Quarterly figures released last week by International Data Corporation on sales of wearable tracking devices showed that Fitbit held steady in first position with 22% of the market.
When the Apple Watch was first announced, we expected it would cut into the fitness-tracking market. Instead, the Apple Watch has mostly hurt other smartwatch makers, like Samsung, which fell out of the top five this quarter.
Fitbit’s success stems from a number of factors. Its retail distribution is top-notch, and has been growing outside the US. Its latest trackers, the Fitbit Charge and Fitbit Surge, are selling well. And its signing up big sales to businesses that want to give fitness devices to their employees—like Target, which is including 335,000 workers in Fitbit’s Corporate Wellness program.

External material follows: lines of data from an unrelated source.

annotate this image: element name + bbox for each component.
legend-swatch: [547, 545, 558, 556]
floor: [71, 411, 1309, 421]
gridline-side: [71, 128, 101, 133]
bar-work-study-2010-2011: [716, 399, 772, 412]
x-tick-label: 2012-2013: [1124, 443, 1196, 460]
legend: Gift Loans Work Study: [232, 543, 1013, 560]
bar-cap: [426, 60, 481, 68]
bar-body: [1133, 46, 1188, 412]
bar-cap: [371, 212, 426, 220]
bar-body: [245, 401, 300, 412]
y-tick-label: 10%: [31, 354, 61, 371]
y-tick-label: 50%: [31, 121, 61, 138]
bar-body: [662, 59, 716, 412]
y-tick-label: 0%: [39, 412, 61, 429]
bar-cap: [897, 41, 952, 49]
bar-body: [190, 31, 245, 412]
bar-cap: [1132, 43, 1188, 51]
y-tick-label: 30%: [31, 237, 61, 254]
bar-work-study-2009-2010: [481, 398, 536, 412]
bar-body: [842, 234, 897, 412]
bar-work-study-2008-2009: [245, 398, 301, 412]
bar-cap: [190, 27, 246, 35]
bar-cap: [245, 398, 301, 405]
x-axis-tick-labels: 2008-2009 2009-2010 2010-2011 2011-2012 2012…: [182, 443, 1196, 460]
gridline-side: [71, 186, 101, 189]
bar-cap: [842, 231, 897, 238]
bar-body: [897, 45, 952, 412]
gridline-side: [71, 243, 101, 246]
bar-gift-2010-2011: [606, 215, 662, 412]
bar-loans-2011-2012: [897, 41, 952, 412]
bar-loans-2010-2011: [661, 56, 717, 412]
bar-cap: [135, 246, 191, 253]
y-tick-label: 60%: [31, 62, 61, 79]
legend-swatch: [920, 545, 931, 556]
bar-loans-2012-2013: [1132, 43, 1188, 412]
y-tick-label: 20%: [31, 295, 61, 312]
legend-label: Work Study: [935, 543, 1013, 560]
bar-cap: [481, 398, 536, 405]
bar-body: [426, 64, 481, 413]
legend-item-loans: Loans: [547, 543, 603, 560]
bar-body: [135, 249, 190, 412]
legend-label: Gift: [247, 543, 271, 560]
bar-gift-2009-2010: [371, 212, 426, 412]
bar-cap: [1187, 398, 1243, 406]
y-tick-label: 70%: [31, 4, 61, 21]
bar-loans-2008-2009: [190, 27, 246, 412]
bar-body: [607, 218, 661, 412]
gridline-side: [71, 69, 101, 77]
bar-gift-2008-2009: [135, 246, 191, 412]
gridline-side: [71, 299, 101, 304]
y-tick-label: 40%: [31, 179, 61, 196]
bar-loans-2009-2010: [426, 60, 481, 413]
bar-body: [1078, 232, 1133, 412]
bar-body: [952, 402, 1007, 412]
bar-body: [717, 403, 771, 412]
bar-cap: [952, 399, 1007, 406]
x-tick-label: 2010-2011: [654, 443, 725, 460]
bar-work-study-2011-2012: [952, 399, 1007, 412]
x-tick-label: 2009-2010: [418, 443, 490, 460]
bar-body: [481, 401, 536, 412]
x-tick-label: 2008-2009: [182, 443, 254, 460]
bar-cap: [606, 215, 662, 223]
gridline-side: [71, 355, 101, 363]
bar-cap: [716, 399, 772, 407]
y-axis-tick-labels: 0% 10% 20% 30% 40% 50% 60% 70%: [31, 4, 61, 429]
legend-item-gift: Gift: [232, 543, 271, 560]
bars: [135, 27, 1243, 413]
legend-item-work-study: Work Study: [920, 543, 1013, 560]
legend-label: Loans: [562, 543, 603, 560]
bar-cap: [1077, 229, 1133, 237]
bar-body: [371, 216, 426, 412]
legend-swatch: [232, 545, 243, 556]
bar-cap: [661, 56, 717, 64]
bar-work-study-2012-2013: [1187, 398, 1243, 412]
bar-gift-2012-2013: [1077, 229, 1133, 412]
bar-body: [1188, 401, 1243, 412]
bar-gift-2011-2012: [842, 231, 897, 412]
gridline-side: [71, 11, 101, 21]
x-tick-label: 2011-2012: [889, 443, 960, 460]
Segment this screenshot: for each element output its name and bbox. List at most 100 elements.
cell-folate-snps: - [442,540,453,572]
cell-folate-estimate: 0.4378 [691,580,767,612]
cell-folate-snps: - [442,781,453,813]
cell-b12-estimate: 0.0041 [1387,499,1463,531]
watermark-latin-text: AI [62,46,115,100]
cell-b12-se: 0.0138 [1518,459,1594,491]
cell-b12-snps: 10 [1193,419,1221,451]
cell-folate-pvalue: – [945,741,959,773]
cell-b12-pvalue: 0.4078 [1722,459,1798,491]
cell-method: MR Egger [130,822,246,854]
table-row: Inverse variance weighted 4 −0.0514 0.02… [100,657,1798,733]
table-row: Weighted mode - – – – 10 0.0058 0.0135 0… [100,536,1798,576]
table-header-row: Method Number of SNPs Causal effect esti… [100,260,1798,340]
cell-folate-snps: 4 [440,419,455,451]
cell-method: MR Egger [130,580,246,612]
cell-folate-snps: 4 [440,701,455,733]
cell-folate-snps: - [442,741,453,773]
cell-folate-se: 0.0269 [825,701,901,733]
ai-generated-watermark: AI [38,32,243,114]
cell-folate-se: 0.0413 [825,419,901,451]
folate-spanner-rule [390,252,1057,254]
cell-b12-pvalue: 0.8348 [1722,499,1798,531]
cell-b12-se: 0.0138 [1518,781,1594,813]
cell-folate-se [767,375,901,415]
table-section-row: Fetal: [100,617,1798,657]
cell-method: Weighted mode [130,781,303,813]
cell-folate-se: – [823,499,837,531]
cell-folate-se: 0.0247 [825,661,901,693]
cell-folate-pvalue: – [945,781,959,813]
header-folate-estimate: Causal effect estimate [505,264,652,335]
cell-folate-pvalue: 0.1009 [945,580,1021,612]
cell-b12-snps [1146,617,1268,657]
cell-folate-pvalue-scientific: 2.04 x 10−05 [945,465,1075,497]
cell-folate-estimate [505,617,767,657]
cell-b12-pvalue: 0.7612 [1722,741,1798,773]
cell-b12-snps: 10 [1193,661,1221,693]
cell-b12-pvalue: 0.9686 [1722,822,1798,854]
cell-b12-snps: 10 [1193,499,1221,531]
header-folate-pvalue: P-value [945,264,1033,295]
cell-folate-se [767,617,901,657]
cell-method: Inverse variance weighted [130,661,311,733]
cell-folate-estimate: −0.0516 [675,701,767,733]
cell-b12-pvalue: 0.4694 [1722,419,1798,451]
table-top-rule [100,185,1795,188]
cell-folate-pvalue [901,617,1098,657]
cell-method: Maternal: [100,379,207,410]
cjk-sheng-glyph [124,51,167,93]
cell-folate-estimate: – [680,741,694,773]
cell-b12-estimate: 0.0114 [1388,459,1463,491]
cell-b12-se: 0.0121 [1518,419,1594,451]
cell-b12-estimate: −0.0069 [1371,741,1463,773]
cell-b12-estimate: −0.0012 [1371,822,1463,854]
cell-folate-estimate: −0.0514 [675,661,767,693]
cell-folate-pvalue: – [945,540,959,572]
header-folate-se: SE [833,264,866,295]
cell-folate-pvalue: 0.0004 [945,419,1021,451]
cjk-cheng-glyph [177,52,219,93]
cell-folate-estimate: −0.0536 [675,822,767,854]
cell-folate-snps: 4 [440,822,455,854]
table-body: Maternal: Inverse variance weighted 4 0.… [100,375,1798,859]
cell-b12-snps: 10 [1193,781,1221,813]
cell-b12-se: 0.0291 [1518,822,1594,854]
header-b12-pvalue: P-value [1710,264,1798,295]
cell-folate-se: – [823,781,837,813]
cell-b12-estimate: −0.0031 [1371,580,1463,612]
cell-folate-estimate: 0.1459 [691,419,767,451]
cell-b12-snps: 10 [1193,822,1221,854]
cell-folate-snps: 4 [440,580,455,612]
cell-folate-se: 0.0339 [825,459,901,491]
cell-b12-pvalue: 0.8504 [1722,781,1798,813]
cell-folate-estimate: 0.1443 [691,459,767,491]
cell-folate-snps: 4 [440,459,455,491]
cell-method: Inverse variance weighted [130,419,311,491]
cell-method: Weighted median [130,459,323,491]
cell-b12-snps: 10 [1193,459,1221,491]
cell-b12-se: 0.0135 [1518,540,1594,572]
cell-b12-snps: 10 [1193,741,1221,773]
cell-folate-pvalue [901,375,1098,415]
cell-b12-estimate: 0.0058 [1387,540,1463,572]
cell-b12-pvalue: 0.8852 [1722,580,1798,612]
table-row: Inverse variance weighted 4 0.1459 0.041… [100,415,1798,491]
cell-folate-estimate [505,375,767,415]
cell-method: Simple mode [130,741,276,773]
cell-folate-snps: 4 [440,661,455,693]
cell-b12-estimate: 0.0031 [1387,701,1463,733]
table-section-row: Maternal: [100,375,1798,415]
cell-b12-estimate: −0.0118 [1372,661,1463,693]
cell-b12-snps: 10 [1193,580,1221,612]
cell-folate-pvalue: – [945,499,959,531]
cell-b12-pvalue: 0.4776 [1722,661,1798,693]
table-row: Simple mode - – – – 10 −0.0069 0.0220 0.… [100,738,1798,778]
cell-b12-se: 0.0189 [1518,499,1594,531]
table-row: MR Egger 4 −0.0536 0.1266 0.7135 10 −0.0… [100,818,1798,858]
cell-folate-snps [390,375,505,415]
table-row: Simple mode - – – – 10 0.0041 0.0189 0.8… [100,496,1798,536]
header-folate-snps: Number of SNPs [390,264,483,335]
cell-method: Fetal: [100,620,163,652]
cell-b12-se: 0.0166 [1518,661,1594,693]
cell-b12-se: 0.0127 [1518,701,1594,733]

The Apple Watch, meanwhile, is selling well, thanks to its relatively more affordable Sport line. The release of WatchOS 2, which allows apps to take better advantage of the smartwatch’s built-in capabilities, may increase interest.
Xiaomi comes in third and offers an interest contrast to Apple. The company, best known as the top Android smartphone maker in China, sells fitness bands for less than $15.
“China has quickly emerged as the fastest-growing wearables market, attracting companies eager to compete on price and feature sets,” wrote Ramon Llamas, research manager for IDC’s wearables team, in the report. But Chinese companies like Xiaomi have struggled to extend their reach outside China. An example is fifth-place seller XTC, producer of the Y01 children’s phone watch.
Smaller companies hold 34% of the market, showing considerable fragmentation. There isn’t a single Android Wear manufacturer in the top five, despite a slew of new releases this year, suggesting that Google’s smartwatch operating system just isn’t taking off.
It seems like the real challenge for Fitbit isn’t coming from makers of other wrist-worn wearables. Instead, it’s the high drop-off rates seen by fitness trackers. Corporate wellness programs, which sometimes offer financial incentives to use the devices, might be an answer. For now, winning a market where people stop using devices after less than a year seems like a hollow prize.